It’s been 96 years since the Green Bay Packers of the National Football League allowed fans to purchase a stake in the team. The Wisconsin based franchise is the only publicly owned franchise in the NFL and a pioneer for publicly traded clubs in North America.
Looking to model itself after the Packers, Chattanooga Football Club of the National Premier Soccer (NPSL) is raising the bar for soccer clubs in the United States.
On January 17th, Chattanooga announced a limited opportunity for fans to invest in the club and become partial owners. Proceeds from the limited offering of 8,000 shares will support the club’s move from amateur to professional players and offer year-round operation.
In just three days, Chattanooga raised over a third of its million-dollar goal from over 1,300 investors all over the United States and the world, marking one of the fastest starts in the history of equity crowdfunding.
Chattanooga Football Club was founded in 2009 and has drawn nearly 350,000 fans to its games over the course of the last ten seasons.
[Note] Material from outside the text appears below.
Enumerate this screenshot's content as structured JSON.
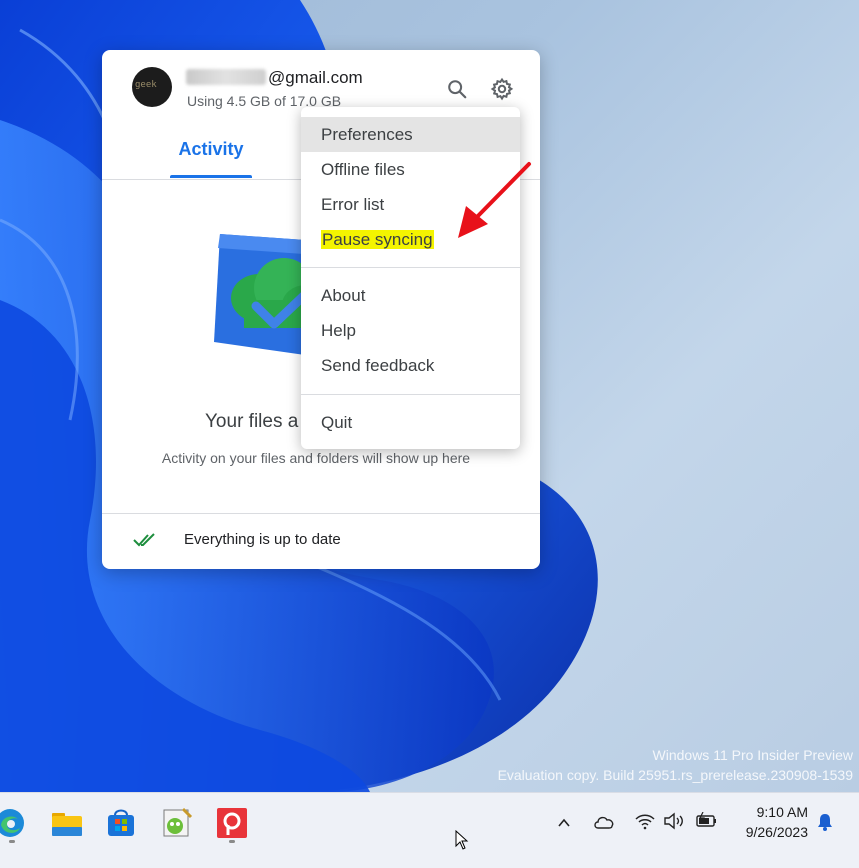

This year, the club will play an extended season with professional players in the NPSL Founders Cup, and will fully launch the league in 2020.
It’s an exciting time for soccer in the state of Tennessee, and according to board members, selling shares of the club has always been in the plan.
“Since our first year, our expectation has been to offer our fans shares in the club, so we are very excited to finally do this,” said Chattanooga Football Club board member Krue Brock.
“For ten years, we’ve been Chattanooga’s team, so being able to offer fans shares so that they have a voice in the direction of the club is perfectly aligned with who we are. Think Green Bay Packers and you understand the path we are on.”
The club is hopeful that this will serve as a model for other clubs across the country.
“The American sports landscape is dominated by a relatively small group of very wealthy owners,” said Tim Kelly, club chairman. “We feel this could be a real game-changer to connect communities across the country with teams they love in a deep and meaningful way."